History: October 1932: When the Falls and the Shankill United

Socialist Voice Oct. 2002

By Ciaran Crossey

BARRICADES, RIOTS, two men dead, surely just another weekend in Belfast during the Troubles. No these were the events in Belfast 70 years ago when workers united to fight against the system, for better conditions and the right to life.

The Outdoor Relief riots were the Belfast expression of anger over the conditions facing working people across the world in the early 1930's. On the eve of the riots, the Belfast News Letter said that 'those on Outdoor Relief are on the verge of starvation.'

Protests were inevitable as the poor and the unemployed tried to survive on the miserable allowances paid by the Board of Guardians. Under their system those who could were forced to work on the roads for basic sums; those who couldn't were forced to live in the workhouse.
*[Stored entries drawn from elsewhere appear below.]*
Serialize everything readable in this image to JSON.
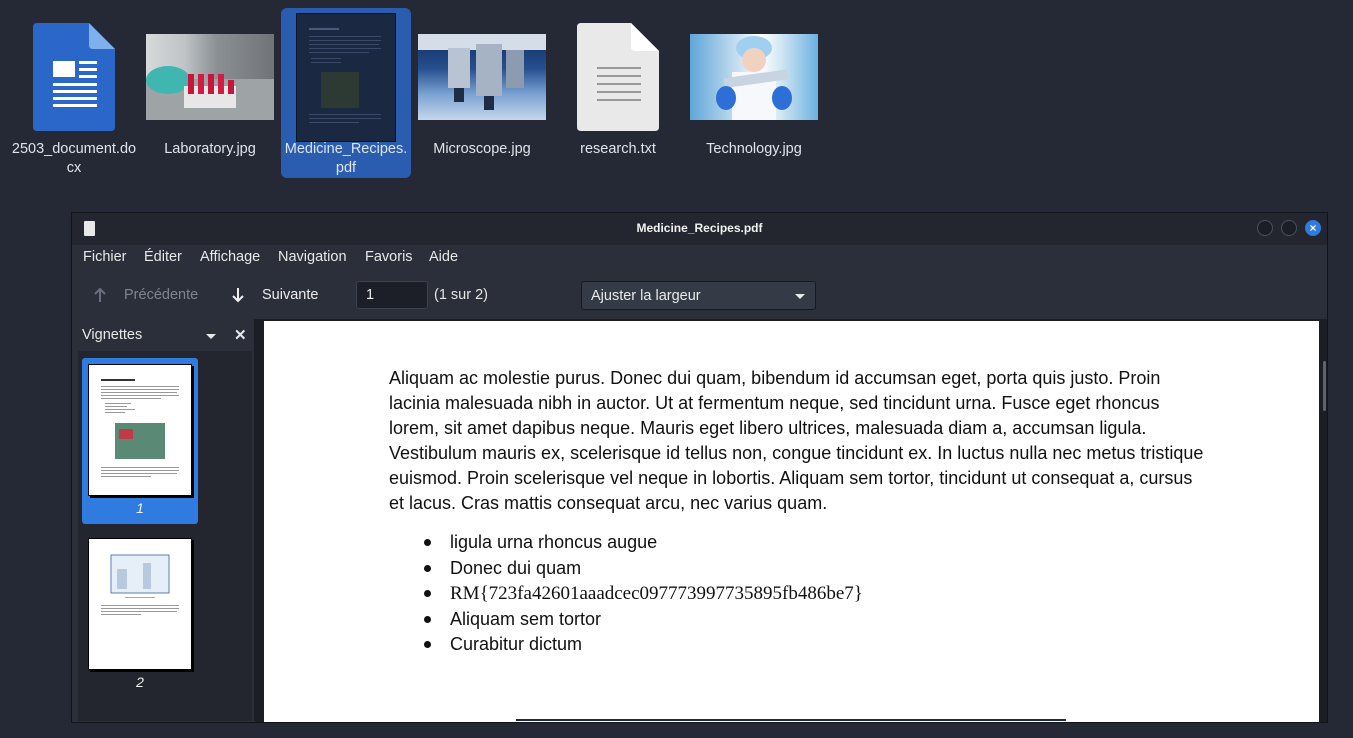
{
  "desktop": {
    "icons": [
      {
        "name": "2503_document.docx",
        "label": "2503_document.do cx"
      },
      {
        "name": "Laboratory.jpg",
        "label": "Laboratory.jpg"
      },
      {
        "name": "Medicine_Recipes.pdf",
        "label": "Medicine_Recipes. pdf"
      },
      {
        "name": "Microscope.jpg",
        "label": "Microscope.jpg"
      },
      {
        "name": "research.txt",
        "label": "research.txt"
      },
      {
        "name": "Technology.jpg",
        "label": "Technology.jpg"
      }
    ],
    "selected": "Medicine_Recipes.pdf"
  },
  "window": {
    "title": "Medicine_Recipes.pdf"
  },
  "menu": [
    "Fichier",
    "Éditer",
    "Affichage",
    "Navigation",
    "Favoris",
    "Aide"
  ],
  "toolbar": {
    "prev_label": "Précédente",
    "next_label": "Suivante",
    "page_value": "1",
    "page_count": "(1 sur 2)",
    "zoom_label": "Ajuster la largeur"
  },
  "sidebar": {
    "title": "Vignettes",
    "thumbnails": [
      {
        "number": "1",
        "active": true
      },
      {
        "number": "2",
        "active": false
      }
    ]
  },
  "document": {
    "paragraph": "Aliquam ac molestie purus. Donec dui quam, bibendum id accumsan eget,  porta quis justo. Proin lacinia malesuada nibh in auctor. Ut at  fermentum neque, sed tincidunt urna. Fusce eget rhoncus lorem, sit amet  dapibus neque. Mauris eget libero ultrices, malesuada diam a, accumsan  ligula. Vestibulum mauris ex, scelerisque id tellus non, congue  tincidunt ex. In luctus nulla nec metus tristique euismod. Proin  scelerisque vel neque in lobortis. Aliquam sem tortor, tincidunt ut  consequat a, cursus et lacus. Cras mattis consequat arcu, nec varius  quam.",
    "bullets": [
      "ligula urna rhoncus augue",
      "Donec dui quam",
      "RM{723fa42601aaadcec097773997735895fb486be7}",
      "Aliquam sem tortor",
      "Curabitur dictum"
    ]
  },
  "colors": {
    "desktop_bg": "#252935",
    "accent": "#2f7be0",
    "window_bg": "#2b2f3a"
  }
}
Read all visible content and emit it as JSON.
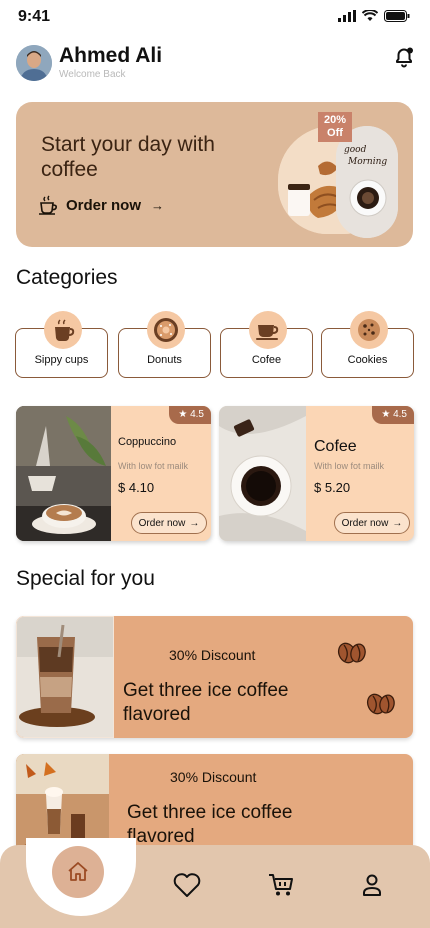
{
  "status_bar": {
    "time": "9:41"
  },
  "header": {
    "user_name": "Ahmed Ali",
    "welcome": "Welcome Back"
  },
  "hero": {
    "title": "Start your day with coffee",
    "order_label": "Order now",
    "promo_line1": "20%",
    "promo_line2": "Off",
    "photo_caption_1": "good",
    "photo_caption_2": "Morning"
  },
  "categories": {
    "title": "Categories",
    "items": [
      {
        "label": "Sippy cups",
        "icon": "cup-icon"
      },
      {
        "label": "Donuts",
        "icon": "donut-icon"
      },
      {
        "label": "Cofee",
        "icon": "coffee-cup-icon"
      },
      {
        "label": "Cookies",
        "icon": "cookie-icon"
      }
    ]
  },
  "products": [
    {
      "name": "Coppuccino",
      "description": "With low fot mailk",
      "price": "$ 4.10",
      "rating": "4.5",
      "button": "Order now"
    },
    {
      "name": "Cofee",
      "description": "With low fot mailk",
      "price": "$ 5.20",
      "rating": "4.5",
      "button": "Order now"
    }
  ],
  "special": {
    "title": "Special for you",
    "cards": [
      {
        "discount": "30% Discount",
        "headline": "Get three ice coffee flavored"
      },
      {
        "discount": "30% Discount",
        "headline": "Get three ice coffee flavored"
      }
    ]
  },
  "nav": {
    "items": [
      "home-icon",
      "heart-icon",
      "cart-icon",
      "profile-icon"
    ]
  },
  "colors": {
    "accent": "#ddb99a",
    "card": "#fbd6b5",
    "special": "#e4a97f",
    "brown": "#a86a4b"
  }
}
On 30 September the Unemployed Workers Movement called a mass demonstration to discuss what to do, 10,000 turned up! The meeting called a strike of the Outdoor Relief workers for October and on the 3rd 600 men stopped work. That night 60,000 marched from across Belfast to the main meeting place, the Custom House Steps.

7,000 people marched on the 4th to the Belfast Work House, on the site of the City Hospital today, demanding that as they were unemployed the Guardians had to let them in and keep them.
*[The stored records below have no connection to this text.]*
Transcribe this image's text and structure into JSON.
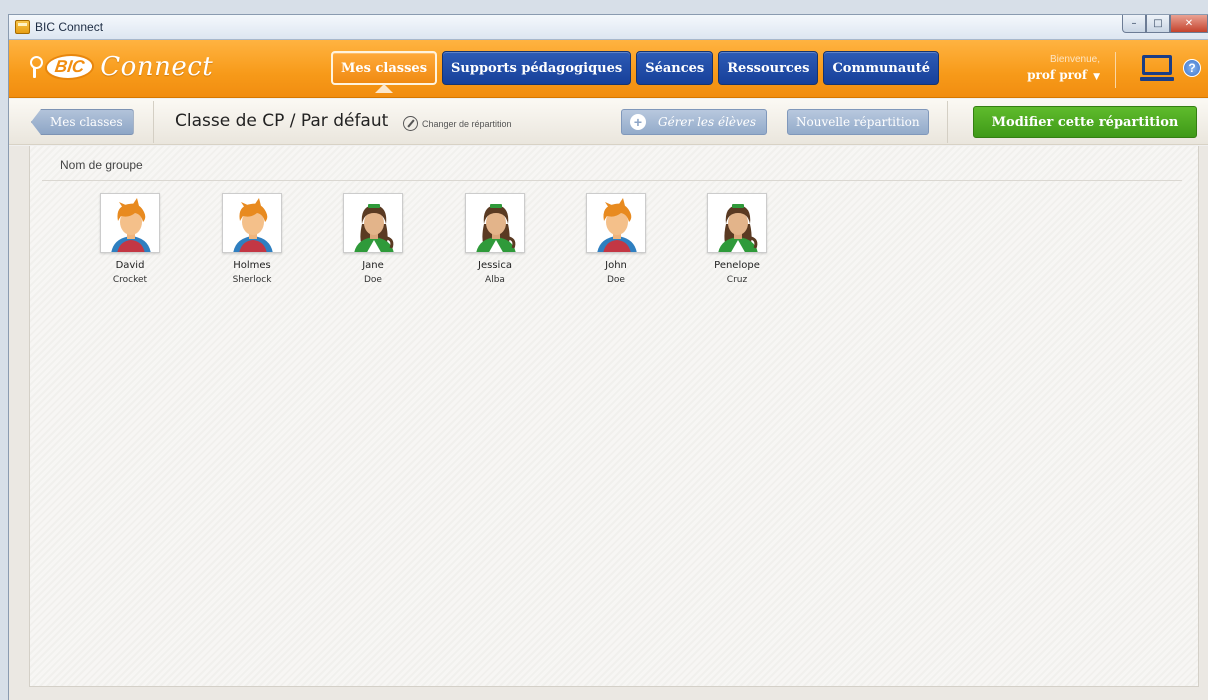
{
  "window": {
    "title": "BIC Connect"
  },
  "header": {
    "logo_bic": "BIC",
    "logo_connect": "Connect",
    "tabs": [
      {
        "label": "Mes classes",
        "active": true
      },
      {
        "label": "Supports pédagogiques",
        "active": false
      },
      {
        "label": "Séances",
        "active": false
      },
      {
        "label": "Ressources",
        "active": false
      },
      {
        "label": "Communauté",
        "active": false
      }
    ],
    "welcome": "Bienvenue,",
    "user": "prof  prof",
    "help": "?"
  },
  "toolbar": {
    "back_label": "Mes classes",
    "breadcrumb": "Classe de CP /  Par défaut",
    "change_label": "Changer de répartition",
    "gerer_label": "Gérer les élèves",
    "nouvelle_label": "Nouvelle répartition",
    "modifier_label": "Modifier cette répartition"
  },
  "group": {
    "name": "Nom de groupe",
    "students": [
      {
        "first": "David",
        "last": "Crocket",
        "gender": "boy"
      },
      {
        "first": "Holmes",
        "last": "Sherlock",
        "gender": "boy"
      },
      {
        "first": "Jane",
        "last": "Doe",
        "gender": "girl"
      },
      {
        "first": "Jessica",
        "last": "Alba",
        "gender": "girl"
      },
      {
        "first": "John",
        "last": "Doe",
        "gender": "boy"
      },
      {
        "first": "Penelope",
        "last": "Cruz",
        "gender": "girl"
      }
    ]
  },
  "colors": {
    "header_orange": "#f79a19",
    "tab_blue": "#1d47a3",
    "action_green": "#4aa71f",
    "secondary_blue": "#9fb4d1"
  }
}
On 5 October more parades were held, the RUC banned them. This led to four days of rioting. These parades and riots were not Catholic events, they were not Loyalist events; they were mass mobilisations by the working class. As the riots continued there is one famous report of a woman speaking to crowds on the Shankill saying that the RUC was fighting with the workers on the Falls who needed help. This resulted in diversionary riots on the Shankill as the workers struggled in a common cause.

The RUC response was to try to divide the workers. The protests were labelled as communist and republican plots, the police used guns on the Falls and not on the Shankill, but the two workers killed were Catholic and Protestant.

The government feared the examples of workers unity and forced the Board of Guardians to make an offer so that the ODR strike ended by the 15th. They also responded by passing the Special Powers Act, not out of fear of republicanism, but of a united working class opposition.

October 1932 was a great success for the working class of Northern Ireland, let's repeat the example. Anyone who can should try to get Paddy Devlin's book, Yes We Have No Bananas, it's a history of these events and can be obtained through libraries.